Soldier 13 fait partie de ces témoins. « Un massacre a eu lieu à 18h45 dans un magasin », raconte-t-il à propos du massacre à Waterside. « Les civils cherchaient à manger. Salami et Gibril ont ouvert le feu et tué de nombreuses personnes. Je l’ai vu. J’étais juste là. Massaquoi était dans un pick-up et Salami était aux commandes de la mitrailleuse » sur le pick-up, dit-il.

A nouveau, la bataille des dates fait rage. Soldier 13 a déclaré aux policiers que le massacre à Waterside avait eu lieu en 2003, à l’époque où Taylor « a remis le pouvoir à Moses Bah », son vice-président. A l’audience, il affirme que c’était en 2001, la même année que les massacres dont il dit avoir été témoin dans le Lofa. « Soldier 11 », lui, n’a pas d’hésitation : « Quand ils ont dit à Charles Taylor de partir, c’est à ce moment-là que cela a eu lieu à Waterside. C’était en 2003. » Il affirme aussi avoir vu plusieurs commandants du RUF sur les lieux du massacre, dont Issa Sesay (pourtant déjà en prison à Freetown) et Massaquoi (alors en résidence sécurisée à Freetown). Un peu plus tard, il dit ne pas avoir vu ce dernier. Et un peu plus tard encore, il replace l’accusé sur les lieux : « Massaquoi a dit : quiconque [prend] des choses dans le magasin, on lui tire dessus. »

La défense lui demande alors de choisir :

- Massaquoi y était-il présent ou non ?

- Oui, décide le témoin.

- Quand ?

- En 2003, au moment où les gens disaient que Charles Taylor devait partir. Vers juillet, je crois.

Quartier de Waterside, à Monrovia (Liberia)
Visite de membres de la cour finlandaise dans le quartier de Waterside, à Monrovia, où selon des témoins, Gibril Massaquoi aurait perpétré des exécutions et des violences sexuelles. © Thierry Cruvellier / JusticeInfo.net

Effet de contamination

« Soldier 07 » s’appelait « Sweet Candy » (bonbon) pendant la guerre. Contrairement à la plupart des témoins combattants, qui étaient de rang subalterne, Sweet Candy était un commandant. Plusieurs autres témoins au procès comptaient parmi ses hommes.
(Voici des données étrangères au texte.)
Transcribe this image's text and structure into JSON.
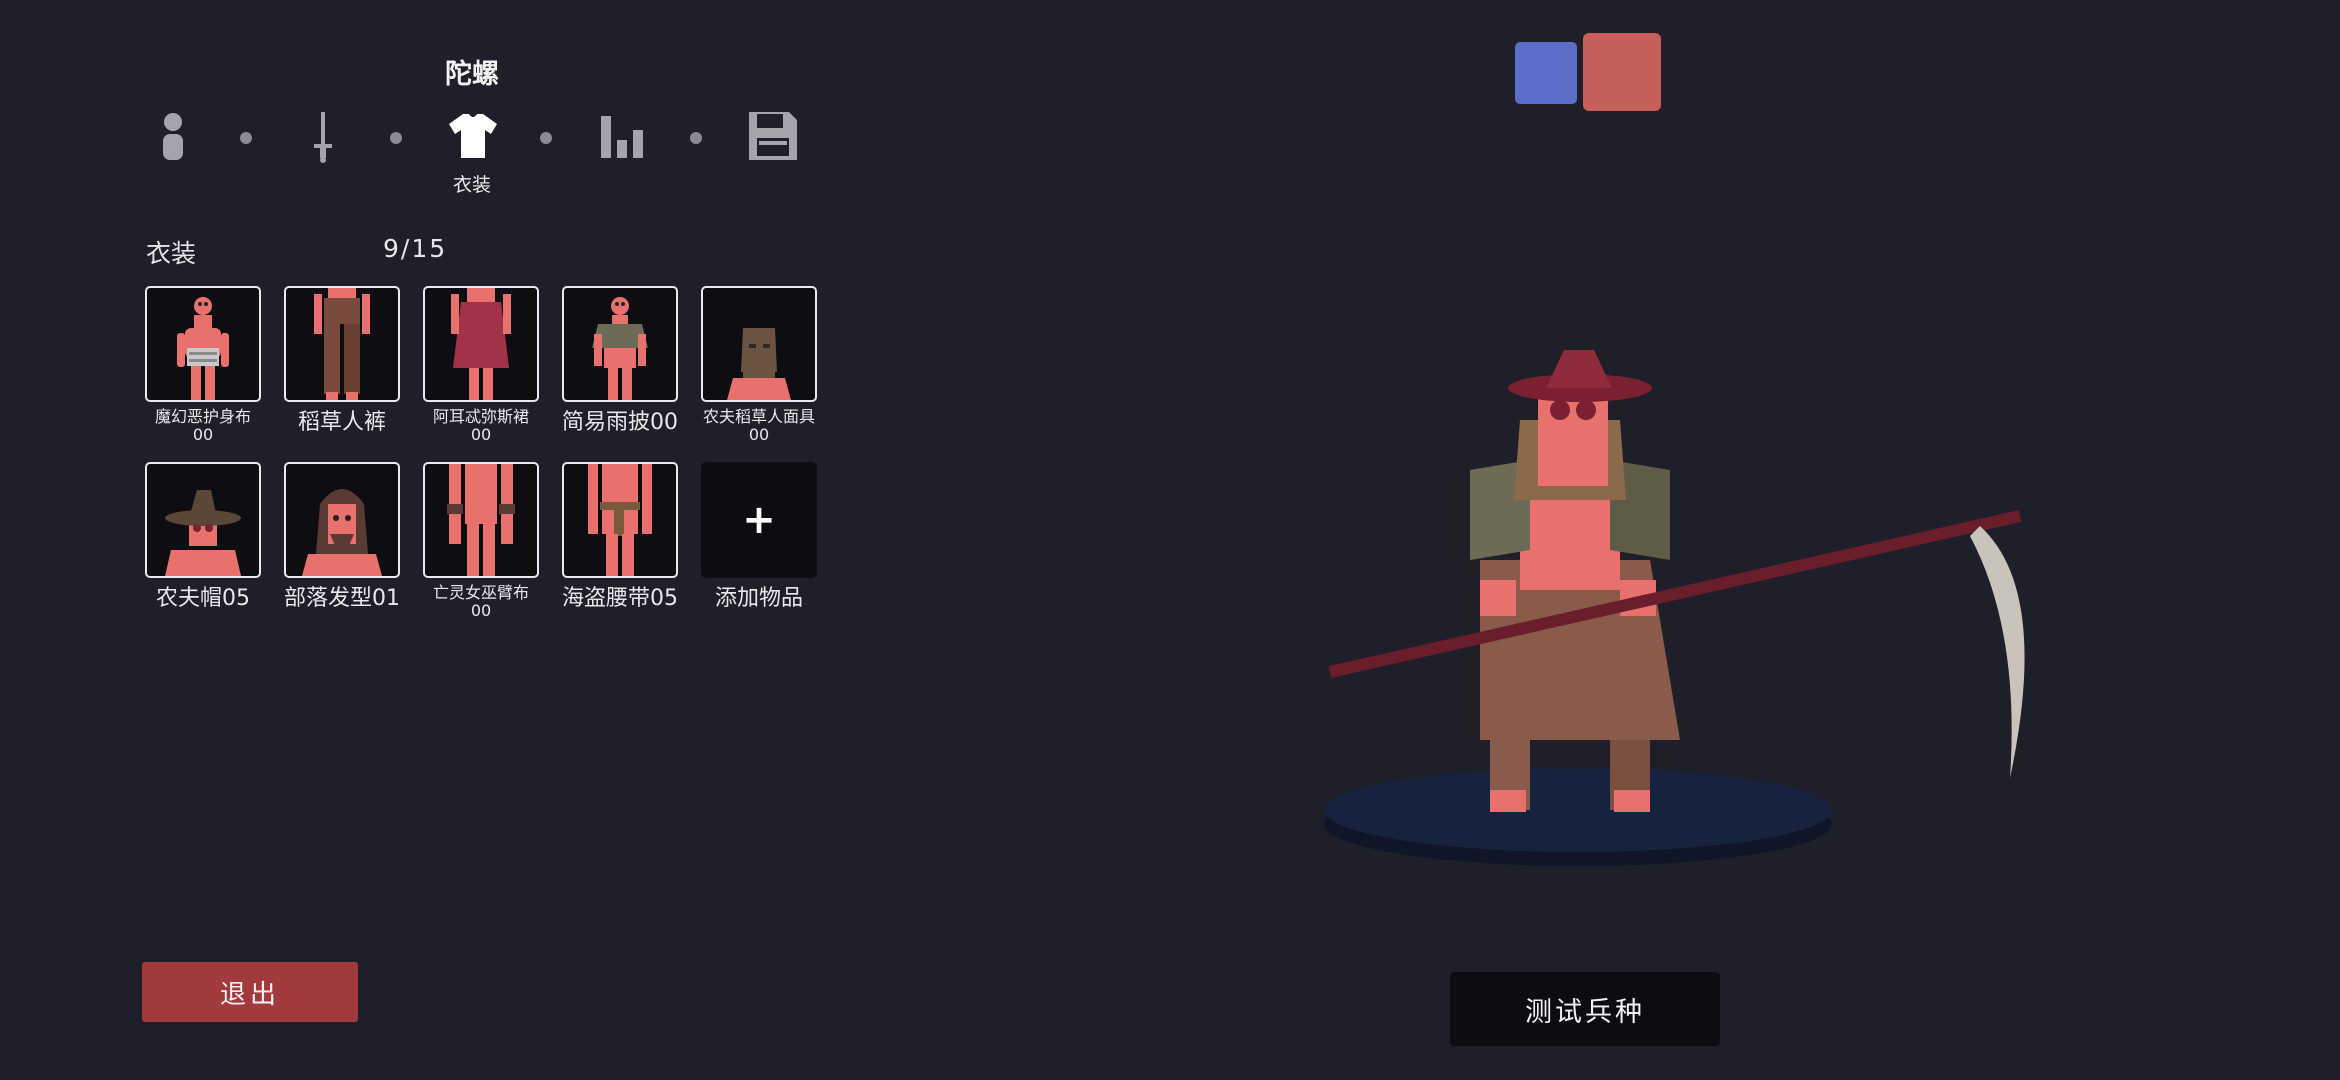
{
  "header": {
    "title": "陀螺"
  },
  "steps": {
    "icons": [
      "person-icon",
      "sword-icon",
      "shirt-icon",
      "stats-icon",
      "save-icon"
    ],
    "active_label": "衣装"
  },
  "section": {
    "label": "衣装",
    "count": "9/15"
  },
  "items": [
    {
      "name_line1": "魔幻恶护身布",
      "name_line2": "00"
    },
    {
      "name_line1": "稻草人裤",
      "name_line2": ""
    },
    {
      "name_line1": "阿耳忒弥斯裙",
      "name_line2": "00"
    },
    {
      "name_line1": "简易雨披00",
      "name_line2": ""
    },
    {
      "name_line1": "农夫稻草人面具",
      "name_line2": "00"
    },
    {
      "name_line1": "农夫帽05",
      "name_line2": ""
    },
    {
      "name_line1": "部落发型01",
      "name_line2": ""
    },
    {
      "name_line1": "亡灵女巫臂布",
      "name_line2": "00"
    },
    {
      "name_line1": "海盗腰带05",
      "name_line2": ""
    }
  ],
  "add_item": {
    "symbol": "+",
    "label": "添加物品"
  },
  "buttons": {
    "exit": "退出",
    "test": "测试兵种"
  },
  "colors": {
    "team_blue": "#5b6ec8",
    "team_red": "#c65e5c",
    "unit_skin": "#e8716d"
  }
}
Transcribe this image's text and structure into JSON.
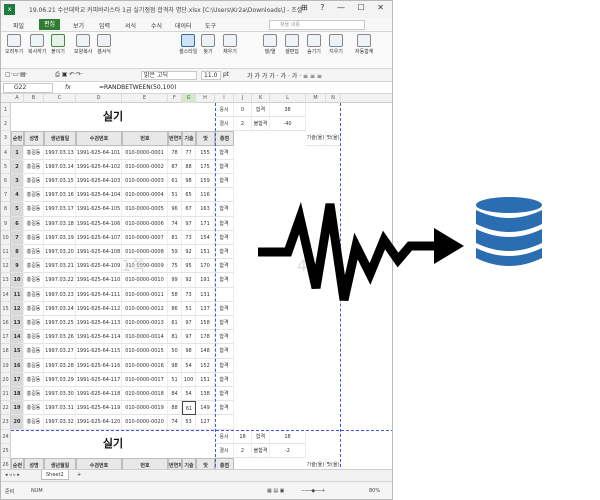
{
  "window": {
    "title": "19.06.21 수산대학교 커피바리스타 1급 실기점점 합격자 명단.xlsx [C:\\Users\\Kr2a\\Downloads\\] - 조셀",
    "logo": "x",
    "controls": "⊞ ? — ☐ ✕"
  },
  "menu": {
    "items": [
      "파일",
      "편집",
      "보기",
      "입력",
      "서식",
      "수식",
      "데이터",
      "도구"
    ],
    "active_index": 1,
    "quick_placeholder": "찾을 내용"
  },
  "ribbon": {
    "buttons": [
      "오려두기",
      "복사하기",
      "붙이기",
      "모양복사",
      "셀서식",
      "셀스타일",
      "찾기",
      "채우기",
      "행/열",
      "셀편집",
      "숨기기",
      "지우기",
      "자동합계"
    ]
  },
  "toolbar": {
    "font": "맑은 고딕",
    "size": "11.0",
    "unit": "pt"
  },
  "formula_bar": {
    "cell_ref": "G22",
    "fx": "fx",
    "formula": "=RANDBETWEEN(50,100)"
  },
  "columns": [
    "A",
    "B",
    "C",
    "D",
    "E",
    "F",
    "G",
    "H",
    "I",
    "J",
    "K",
    "L",
    "M",
    "N"
  ],
  "sheet": {
    "title": "실기",
    "watermark_left": "1쪽",
    "watermark_right": "4쪽",
    "side_labels": {
      "r1": [
        "응시",
        "0",
        "합격",
        "38"
      ],
      "r2": [
        "결시",
        "2",
        "불합격",
        "-40"
      ],
      "r3": [
        "기술(율)",
        "맛(율)"
      ]
    },
    "headers": [
      "순번",
      "성명",
      "생년월일",
      "수검번호",
      "번호",
      "번연처",
      "기술",
      "맛",
      "총점"
    ],
    "rows": [
      [
        "1",
        "홍길동",
        "1997.03.13",
        "1991-625-64-101",
        "010-0000-0001",
        "78",
        "77",
        "155",
        "합격"
      ],
      [
        "2",
        "홍길동",
        "1997.03.14",
        "1991-625-64-102",
        "010-0000-0002",
        "87",
        "88",
        "175",
        "합격"
      ],
      [
        "3",
        "홍길동",
        "1997.03.15",
        "1991-625-64-103",
        "010-0000-0003",
        "61",
        "98",
        "159",
        "합격"
      ],
      [
        "4",
        "홍길동",
        "1997.03.16",
        "1991-625-64-104",
        "010-0000-0004",
        "51",
        "65",
        "116",
        ""
      ],
      [
        "5",
        "홍길동",
        "1997.03.17",
        "1991-625-64-105",
        "010-0000-0005",
        "96",
        "67",
        "163",
        "합격"
      ],
      [
        "6",
        "홍길동",
        "1997.03.18",
        "1991-625-64-106",
        "010-0000-0006",
        "74",
        "97",
        "171",
        "합격"
      ],
      [
        "7",
        "홍길동",
        "1997.03.19",
        "1991-625-64-107",
        "010-0000-0007",
        "81",
        "73",
        "154",
        "합격"
      ],
      [
        "8",
        "홍길동",
        "1997.03.20",
        "1991-625-64-108",
        "010-0000-0008",
        "59",
        "92",
        "151",
        "합격"
      ],
      [
        "9",
        "홍길동",
        "1997.03.21",
        "1991-625-64-109",
        "010-0000-0009",
        "75",
        "95",
        "170",
        "합격"
      ],
      [
        "10",
        "홍길동",
        "1997.03.22",
        "1991-625-64-110",
        "010-0000-0010",
        "99",
        "92",
        "191",
        "합격"
      ],
      [
        "11",
        "홍길동",
        "1997.03.23",
        "1991-625-64-111",
        "010-0000-0011",
        "58",
        "73",
        "131",
        ""
      ],
      [
        "12",
        "홍길동",
        "1997.03.24",
        "1991-625-64-112",
        "010-0000-0012",
        "86",
        "51",
        "137",
        "합격"
      ],
      [
        "13",
        "홍길동",
        "1997.03.25",
        "1991-625-64-113",
        "010-0000-0013",
        "61",
        "97",
        "158",
        "합격"
      ],
      [
        "14",
        "홍길동",
        "1997.03.26",
        "1991-625-64-114",
        "010-0000-0014",
        "81",
        "97",
        "178",
        "합격"
      ],
      [
        "15",
        "홍길동",
        "1997.03.27",
        "1991-625-64-115",
        "010-0000-0015",
        "50",
        "98",
        "148",
        "합격"
      ],
      [
        "16",
        "홍길동",
        "1997.03.28",
        "1991-625-64-116",
        "010-0000-0016",
        "98",
        "54",
        "152",
        "합격"
      ],
      [
        "17",
        "홍길동",
        "1997.03.29",
        "1991-625-64-117",
        "010-0000-0017",
        "51",
        "100",
        "151",
        "합격"
      ],
      [
        "18",
        "홍길동",
        "1997.03.30",
        "1991-625-64-118",
        "010-0000-0018",
        "84",
        "54",
        "138",
        "합격"
      ],
      [
        "19",
        "홍길동",
        "1997.03.31",
        "1991-625-64-119",
        "010-0000-0019",
        "88",
        "61",
        "149",
        "합격"
      ],
      [
        "20",
        "홍길동",
        "1997.03.32",
        "1991-625-64-120",
        "010-0000-0020",
        "74",
        "53",
        "127",
        ""
      ]
    ],
    "title2": "실기",
    "side_labels2": {
      "r1": [
        "응시",
        "18",
        "합격",
        "18"
      ],
      "r2": [
        "결시",
        "2",
        "불합격",
        "-2"
      ],
      "r3": [
        "기술(율)",
        "맛(율)"
      ]
    },
    "row_numbers": [
      "1",
      "2",
      "3",
      "4",
      "5",
      "6",
      "7",
      "8",
      "9",
      "10",
      "11",
      "12",
      "13",
      "14",
      "15",
      "16",
      "17",
      "18",
      "19",
      "20",
      "21",
      "22",
      "23",
      "24",
      "25",
      "26"
    ]
  },
  "sheet_tabs": {
    "active": "Sheet2",
    "add": "+"
  },
  "status": {
    "mode": "준비",
    "num": "NUM",
    "zoom": "80%"
  },
  "graphic": {
    "arrow_color": "#000000",
    "db_color": "#2a6db0"
  }
}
A l’audience, il situe l’incident de Waterside en 2001, et confirme que, selon lui, Massaquoi était à Monrovia après l’assassinat de Bockarie, avant de se rétracter lorsque l’avocat de la défense lui rappelle que ce n’est pas plausible. Sweet Candy avait déclaré aux policiers que lors du massacre de Waterside, la rébellion du LURD [Liberians United for Reconciliation and Democracy, groupe armé dont l’offensive conduira à la chute, en août 2003, du président Taylor] « contrôlait le pont », au centre-ville. Et il avait situé l’événement entre mai et juillet 2003. « Je ne peux me souvenir de l’année », dit-il finalement à l’audience.

La défense en profite pour marteler sa thèse : le massacre de Monrovia a bien eu lieu à la fin de la guerre civile libérienne, entre juin et juillet 2003, une période où Massaquoi était officiellement protégé par le tribunal de l’Onu à Freetown et ne pouvait donc pas être en train de commettre un massacre à Monrovia. Avec ces témoins combattants présents dans les deux sites des crimes, à Monrovia comme dans le Lofa, elle espère obtenir mieux encore : que la partie Monrovia du dossier, en pouvant être mise à bas, contamine à l’avantage de la défense celle, plus délicate pour elle, des crimes au Lofa County.